After Kyrgyzstan joined the EEU, migrants should be registered only if they reside in Russia for more than 30 days. Therefore, the number of people who entered and left became greater as most of the people stay in Russia for less than 30 days.

In 2017, Russia issued 7.7 thousand permits for temporary residence to Kyrgyzstan citizens.

Remittances of labor migrants

Labor export is among the most effective means of supporting the economy of Kyrgyzstan, analysts say. Last year, labor migrants transferred $2.48 billion (about 40% of the country’s GDP) to Kyrgyzstan, more than 90% of which from Russia.

There is an opinion that any labor migrant who transfers money to his country becomes an investor in its economy. There are no studies on real contributions of labor migrants to the Kyrgyz economy but it is known that most of the money transferred was spent not for starting production facilities and creating jobs but on family needs.

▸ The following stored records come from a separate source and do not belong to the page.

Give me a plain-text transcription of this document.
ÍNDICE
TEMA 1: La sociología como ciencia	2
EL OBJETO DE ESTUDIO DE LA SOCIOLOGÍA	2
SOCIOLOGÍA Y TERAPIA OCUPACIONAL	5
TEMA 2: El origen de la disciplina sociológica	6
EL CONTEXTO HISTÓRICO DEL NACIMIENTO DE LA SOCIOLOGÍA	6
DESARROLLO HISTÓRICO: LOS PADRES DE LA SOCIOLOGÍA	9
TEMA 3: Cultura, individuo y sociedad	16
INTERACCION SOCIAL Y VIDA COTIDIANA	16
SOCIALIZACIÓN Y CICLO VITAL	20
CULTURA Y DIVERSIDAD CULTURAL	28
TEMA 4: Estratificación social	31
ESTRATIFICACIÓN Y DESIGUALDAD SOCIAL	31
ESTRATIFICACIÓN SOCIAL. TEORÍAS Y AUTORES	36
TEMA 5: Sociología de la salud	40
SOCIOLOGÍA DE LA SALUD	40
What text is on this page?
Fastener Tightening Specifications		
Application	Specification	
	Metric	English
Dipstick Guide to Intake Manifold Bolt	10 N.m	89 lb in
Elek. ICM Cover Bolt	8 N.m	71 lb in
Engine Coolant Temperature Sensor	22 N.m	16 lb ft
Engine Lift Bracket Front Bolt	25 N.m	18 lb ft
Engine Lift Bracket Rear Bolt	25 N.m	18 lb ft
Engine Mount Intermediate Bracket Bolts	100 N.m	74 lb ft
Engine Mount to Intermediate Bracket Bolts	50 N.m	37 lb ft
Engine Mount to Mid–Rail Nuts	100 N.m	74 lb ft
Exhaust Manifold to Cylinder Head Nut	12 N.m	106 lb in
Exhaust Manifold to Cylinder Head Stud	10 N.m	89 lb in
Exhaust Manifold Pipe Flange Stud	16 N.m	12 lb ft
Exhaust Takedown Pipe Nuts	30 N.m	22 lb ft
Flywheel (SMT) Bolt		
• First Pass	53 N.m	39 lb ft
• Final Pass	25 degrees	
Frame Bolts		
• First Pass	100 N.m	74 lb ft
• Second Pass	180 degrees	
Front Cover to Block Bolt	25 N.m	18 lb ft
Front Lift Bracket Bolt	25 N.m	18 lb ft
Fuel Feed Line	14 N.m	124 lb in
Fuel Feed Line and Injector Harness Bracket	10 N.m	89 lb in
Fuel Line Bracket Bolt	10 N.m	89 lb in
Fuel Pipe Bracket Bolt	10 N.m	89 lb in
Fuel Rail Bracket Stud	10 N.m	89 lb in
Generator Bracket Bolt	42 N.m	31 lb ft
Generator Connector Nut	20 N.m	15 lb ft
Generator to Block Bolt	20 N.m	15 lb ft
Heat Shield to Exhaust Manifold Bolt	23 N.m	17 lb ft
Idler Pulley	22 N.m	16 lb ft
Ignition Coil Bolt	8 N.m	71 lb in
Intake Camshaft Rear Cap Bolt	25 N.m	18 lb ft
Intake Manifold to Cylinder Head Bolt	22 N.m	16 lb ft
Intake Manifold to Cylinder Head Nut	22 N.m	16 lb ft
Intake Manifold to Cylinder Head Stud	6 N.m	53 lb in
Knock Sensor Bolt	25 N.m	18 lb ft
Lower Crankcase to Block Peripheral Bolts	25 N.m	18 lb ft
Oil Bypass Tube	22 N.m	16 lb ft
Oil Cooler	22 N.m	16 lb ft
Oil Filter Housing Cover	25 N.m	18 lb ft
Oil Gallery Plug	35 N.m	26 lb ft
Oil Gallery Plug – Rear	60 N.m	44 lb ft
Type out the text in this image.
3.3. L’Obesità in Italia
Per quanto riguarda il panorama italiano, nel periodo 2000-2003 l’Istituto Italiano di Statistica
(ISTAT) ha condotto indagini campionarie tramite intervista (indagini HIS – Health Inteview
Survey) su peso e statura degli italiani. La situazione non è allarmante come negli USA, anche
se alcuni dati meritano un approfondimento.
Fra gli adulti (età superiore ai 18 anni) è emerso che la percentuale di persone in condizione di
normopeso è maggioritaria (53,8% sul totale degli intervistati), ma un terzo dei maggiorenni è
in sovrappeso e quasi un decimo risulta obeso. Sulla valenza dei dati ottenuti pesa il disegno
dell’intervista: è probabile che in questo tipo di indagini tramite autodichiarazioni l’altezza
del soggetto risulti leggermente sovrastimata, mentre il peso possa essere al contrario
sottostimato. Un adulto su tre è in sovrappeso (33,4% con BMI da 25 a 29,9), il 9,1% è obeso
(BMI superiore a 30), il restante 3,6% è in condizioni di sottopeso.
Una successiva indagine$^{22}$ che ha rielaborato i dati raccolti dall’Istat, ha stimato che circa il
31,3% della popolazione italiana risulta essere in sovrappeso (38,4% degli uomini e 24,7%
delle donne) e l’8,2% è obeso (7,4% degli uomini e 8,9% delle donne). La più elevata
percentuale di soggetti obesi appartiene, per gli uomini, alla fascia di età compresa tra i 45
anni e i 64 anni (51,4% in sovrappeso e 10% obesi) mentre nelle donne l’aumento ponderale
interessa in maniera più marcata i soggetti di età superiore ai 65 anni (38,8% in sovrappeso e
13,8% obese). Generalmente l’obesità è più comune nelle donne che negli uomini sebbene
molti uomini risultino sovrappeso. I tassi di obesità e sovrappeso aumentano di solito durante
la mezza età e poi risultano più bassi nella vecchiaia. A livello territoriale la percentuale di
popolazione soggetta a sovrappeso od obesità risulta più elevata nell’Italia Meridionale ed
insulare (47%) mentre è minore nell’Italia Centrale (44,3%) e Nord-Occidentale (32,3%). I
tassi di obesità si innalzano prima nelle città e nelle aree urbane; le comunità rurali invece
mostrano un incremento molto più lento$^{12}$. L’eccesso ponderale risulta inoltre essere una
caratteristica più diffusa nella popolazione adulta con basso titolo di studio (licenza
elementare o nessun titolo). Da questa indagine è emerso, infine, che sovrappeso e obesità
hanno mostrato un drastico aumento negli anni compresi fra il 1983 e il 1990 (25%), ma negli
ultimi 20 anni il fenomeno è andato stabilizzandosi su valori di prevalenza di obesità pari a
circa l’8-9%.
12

The next generation of migrants may lose contact with Kyrgyzstan, MP Aida Kasymalieva believes. Children of migrants forget the Kyrgyz language and do not consider themselves to be Kyrgyz.

According to experts, the current generation still sends money and takes care of relatives back home, but the next generation, which has grown up in other countries and have foreign citizenship, will no longer come home and send money to their home country. Their bridge with Kyrgyzstan can disappear, the MP concluded.

It is necessary to increase the financial literacy of local citizens, experts say. To attract migrants’ money into Kyrgyzstan’s economic projects, the Government should create attractive investment conditions for them including incentives to open production in the country.